André Veras está na Tribuna VIP do Bola na Rede. É diretor-desportivo e já trabalhou em diversos clubes, entre os quais Braga, Torreense, Trofense e Anadia. Aqui, analisa o papel do dirigente desportivo em Portugal.
O treinador é fulcral num projeto desportivo e por isso, nem sempre a opinião pública entende certas e determinadas escolhas. Com a época a caminhar para o seu final é fundamental perceber se estamos perante a “figura” certa para a temporada que se avizinha.
Desde logo é importante referir que ao contrário do pensamento de uma determinada corrente, que entende que quando se tem um treinador que dá garantias não devem existir contactos com outros, penso que um Diretor Desportivo deve estar sempre atento ao mercado e ter pelo menos um plano B, sempre definido.

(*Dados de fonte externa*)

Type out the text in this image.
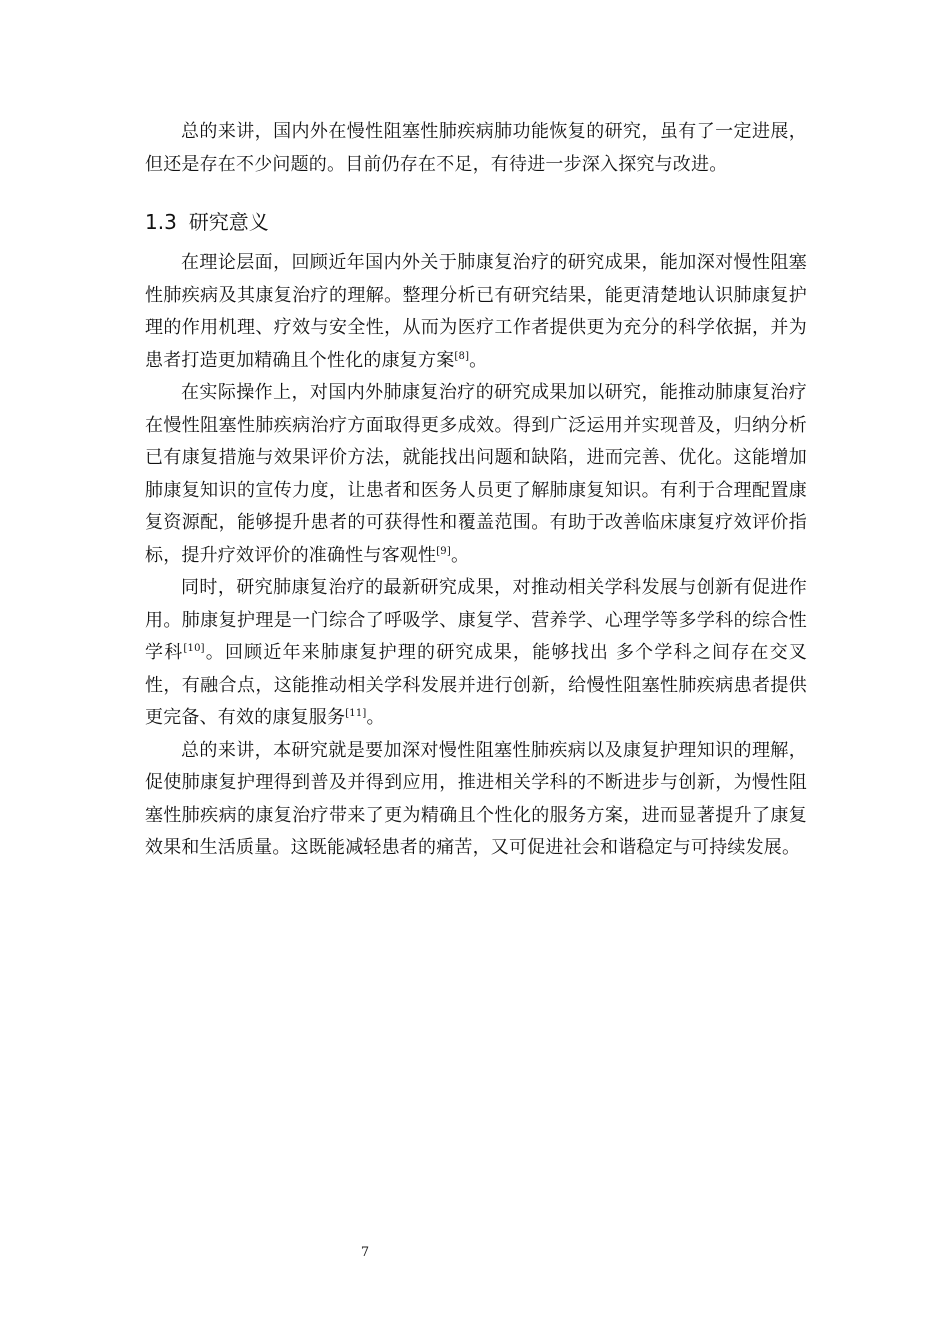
总的来讲，国内外在慢性阻塞性肺疾病肺功能恢复的研究，虽有了一定进展，但还是存在不少问题的。目前仍存在不足，有待进一步深入探究与改进。

1.3 研究意义

在理论层面，回顾近年国内外关于肺康复治疗的研究成果，能加深对慢性阻塞性肺疾病及其康复治疗的理解。整理分析已有研究结果，能更清楚地认识肺康复护理的作用机理、疗效与安全性，从而为医疗工作者提供更为充分的科学依据，并为患者打造更加精确且个性化的康复方案[8]。

在实际操作上，对国内外肺康复治疗的研究成果加以研究，能推动肺康复治疗在慢性阻塞性肺疾病治疗方面取得更多成效。得到广泛运用并实现普及，归纳分析已有康复措施与效果评价方法，就能找出问题和缺陷，进而完善、优化。这能增加肺康复知识的宣传力度，让患者和医务人员更了解肺康复知识。有利于合理配置康复资源配，能够提升患者的可获得性和覆盖范围。有助于改善临床康复疗效评价指标，提升疗效评价的准确性与客观性[9]。

同时，研究肺康复治疗的最新研究成果，对推动相关学科发展与创新有促进作用。肺康复护理是一门综合了呼吸学、康复学、营养学、心理学等多学科的综合性学科[10]。回顾近年来肺康复护理的研究成果，能够找出 多个学科之间存在交叉性，有融合点，这能推动相关学科发展并进行创新，给慢性阻塞性肺疾病患者提供更完备、有效的康复服务[11]。

总的来讲，本研究就是要加深对慢性阻塞性肺疾病以及康复护理知识的理解，促使肺康复护理得到普及并得到应用，推进相关学科的不断进步与创新，为慢性阻塞性肺疾病的康复治疗带来了更为精确且个性化的服务方案，进而显著提升了康复效果和生活质量。这既能减轻患者的痛苦，又可促进社会和谐稳定与可持续发展。

7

Desde logo, porque algum acontecimento inesperado pode quebrar a confiança entre as partes ou, mesmo, a possibilidade do próprio treinador vir a ser convidado para um projeto de maior grandeza e, por isso, querer sair.
Quando preparamos a nova temporada, para além dos resultados obtidos e do contrato eventualmente existente, é necessário fazer uma análise pormenorizada de tudo o que envolve o treinador no contacto com jogadores, restante equipa técnica, staff de apoio, equipa médica, para além do scouting, direção desportiva, administração e adeptos. Esta radiografia leva, em algumas ocasiões, a surpresas para quem acompanha o processo do lado de fora.
Em alguns momentos é preciso ter coragem para manter um treinador em funções, mesmo depois de não ter cumprido objetivos, como a mesma coragem pode levar à dispensa de um técnico, porque a análise levou à conclusão de que o seu “prazo de validade” para um determinado projeto tinha chegado ao seu final, apesar dos resultados positivos.


Outro dos aspetos a ter em conta na escolha do treinador, tem a ver com as características emocionais do grupo de jogadores que vai estar disponível para a nova época, com incidência para aqueles que podem vir a ser nucleares. Há grupos que melhoram com técnicos mais “ativos” no contacto com os jogadores, outros nem tanto.
Mais importante ainda, no atual mundo do futebol, é perceber se o treinador encaixa no projeto da administração, e por consequência, na direção desportiva em vigor. O treinador “A” pode ser muito bom para uma determinada filosofia de gestão desportiva, mas pode não ser o indicado para outra forma de trabalhar.
Em suma, a escolha de um treinador no futebol atual não está exclusivamente limitada a uma questão meramente de resultados, há muitos indicadores que devem ser tidos em conta, para bem do sucesso do projeto.